Abilio ainda criticou a atuação de assessores e perfis nas redes sociais que, segundo ele, tentam influenciar a percepção sobre o cenário eleitoral.
“E não adianta botar assessor em matéria para ficar comentando, não adianta ficar contratando robôzinho para… Você vai ver aí vários comentários nos veículos, perfil fake, assessor de deputado e não sei o quê. Pode reclamar o que for”, afirmou.
Na avaliação do prefeito, uma eventual união dos grupos não será suficiente para garantir a vitória de Wellington.

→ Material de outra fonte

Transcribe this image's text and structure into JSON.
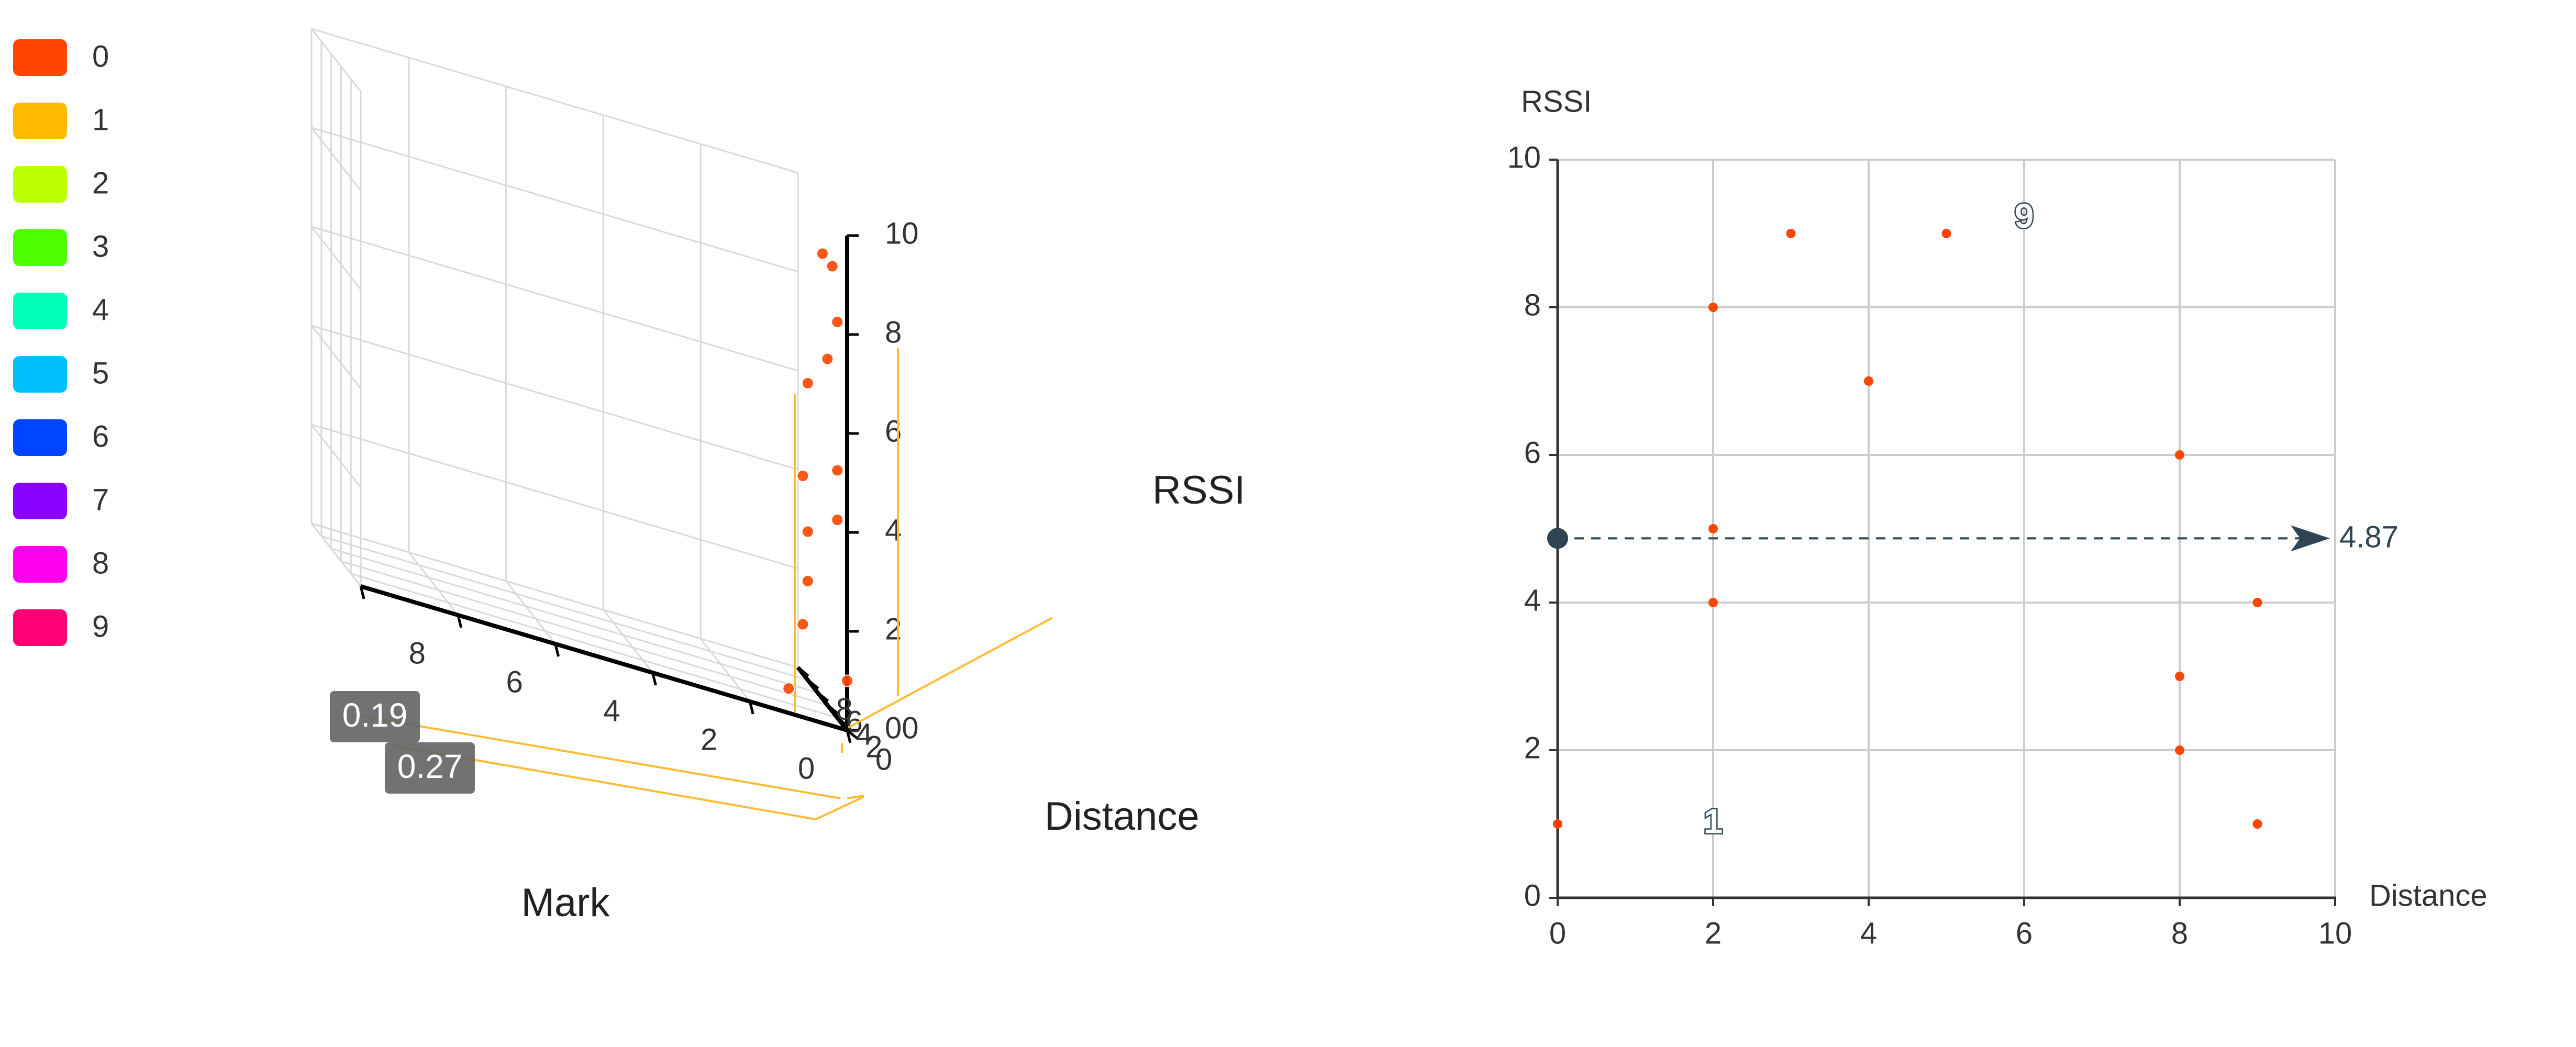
{
  "legend": {
    "items": [
      {
        "label": "0",
        "color": "#ff4500"
      },
      {
        "label": "1",
        "color": "#ffbb00"
      },
      {
        "label": "2",
        "color": "#bbff00"
      },
      {
        "label": "3",
        "color": "#4dff00"
      },
      {
        "label": "4",
        "color": "#00ffbb"
      },
      {
        "label": "5",
        "color": "#00bfff"
      },
      {
        "label": "6",
        "color": "#0044ff"
      },
      {
        "label": "7",
        "color": "#8800ff"
      },
      {
        "label": "8",
        "color": "#ff00ee"
      },
      {
        "label": "9",
        "color": "#ff0077"
      }
    ]
  },
  "chart_data": [
    {
      "type": "scatter",
      "subtype": "3d",
      "xlabel": "Distance",
      "ylabel": "Mark",
      "zlabel": "RSSI",
      "xlim": [
        0,
        10
      ],
      "ylim": [
        0,
        10
      ],
      "zlim": [
        0,
        10
      ],
      "x_ticks": [
        "0",
        "2",
        "4",
        "6",
        "8"
      ],
      "y_ticks": [
        "0",
        "2",
        "4",
        "6",
        "8"
      ],
      "z_ticks": [
        "00",
        "2",
        "4",
        "6",
        "8",
        "10"
      ],
      "grid": true,
      "point_color": "#ff4500",
      "axis_pointer": {
        "color": "#ffbb33",
        "label_values": [
          "0.19",
          "0.27"
        ]
      },
      "points": [
        {
          "x": 2,
          "y": 0,
          "z": 8
        },
        {
          "x": 2,
          "y": 0,
          "z": 5
        },
        {
          "x": 2,
          "y": 0,
          "z": 4
        },
        {
          "x": 3,
          "y": 0,
          "z": 9
        },
        {
          "x": 4,
          "y": 0,
          "z": 7
        },
        {
          "x": 5,
          "y": 0,
          "z": 9
        },
        {
          "x": 8,
          "y": 0,
          "z": 6
        },
        {
          "x": 8,
          "y": 0,
          "z": 3
        },
        {
          "x": 8,
          "y": 0,
          "z": 2
        },
        {
          "x": 9,
          "y": 0,
          "z": 4
        },
        {
          "x": 9,
          "y": 0,
          "z": 1
        },
        {
          "x": 0,
          "y": 0,
          "z": 1
        },
        {
          "x": 2,
          "y": 1,
          "z": 0.3
        }
      ]
    },
    {
      "type": "scatter",
      "xlabel": "Distance",
      "ylabel": "RSSI",
      "xlim": [
        0,
        10
      ],
      "ylim": [
        0,
        10
      ],
      "x_ticks": [
        "0",
        "2",
        "4",
        "6",
        "8",
        "10"
      ],
      "y_ticks": [
        "0",
        "2",
        "4",
        "6",
        "8",
        "10"
      ],
      "grid": true,
      "point_color": "#ff4500",
      "points": [
        {
          "x": 0,
          "y": 1
        },
        {
          "x": 2,
          "y": 8
        },
        {
          "x": 2,
          "y": 5
        },
        {
          "x": 2,
          "y": 4
        },
        {
          "x": 3,
          "y": 9
        },
        {
          "x": 4,
          "y": 7
        },
        {
          "x": 5,
          "y": 9
        },
        {
          "x": 8,
          "y": 6
        },
        {
          "x": 8,
          "y": 3
        },
        {
          "x": 8,
          "y": 2
        },
        {
          "x": 9,
          "y": 4
        },
        {
          "x": 9,
          "y": 1
        }
      ],
      "mark_points": [
        {
          "x": 2,
          "y": 1,
          "label": "1"
        },
        {
          "x": 6,
          "y": 9.2,
          "label": "9"
        }
      ],
      "reference_line": {
        "y": 4.87,
        "label": "4.87",
        "color": "#2f4554"
      }
    }
  ]
}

“O povo não quer mais essa turma no poder. E se eles acham que vai se juntar para tentar voltar ao poder, não vai dar certo. Vão perder. Enquanto mais juntar porcaria no mesmo grupo, vai perder”, completou.
Abilio mantém veto ao MDB
As críticas ocorrem após Abilio ter reafirmado que permanecerá no PL, apesar de ser contrário à aliança firmada entre o partido e o MDB para as eleições de 2026.
O prefeito chegou a admitir a possibilidade de deixar a legenda após a aproximação com o MDB, mas recuou e publicou uma foto ao lado do senador Flávio Bolsonaro (PL-RJ) e do deputado federal José Medeiros (PL), com a mensagem: “Ficamos no PL”.
Abilio também voltou a afirmar que não apoiará candidatos do MDB nem participará de palanques com integrantes da sigla.
“Não vou apoiar o MDB! Nenhum candidato do MDB! Não subo no palanque onde o MDB estiver”, publicou.
Apesar de permanecer no PL, o prefeito não citou Wellington Fagundes na manifestação. O senador é um dos principais articuladores da aliança com o MDB e tem Janaina Riva como uma das principais aliadas na disputa pelo Senado.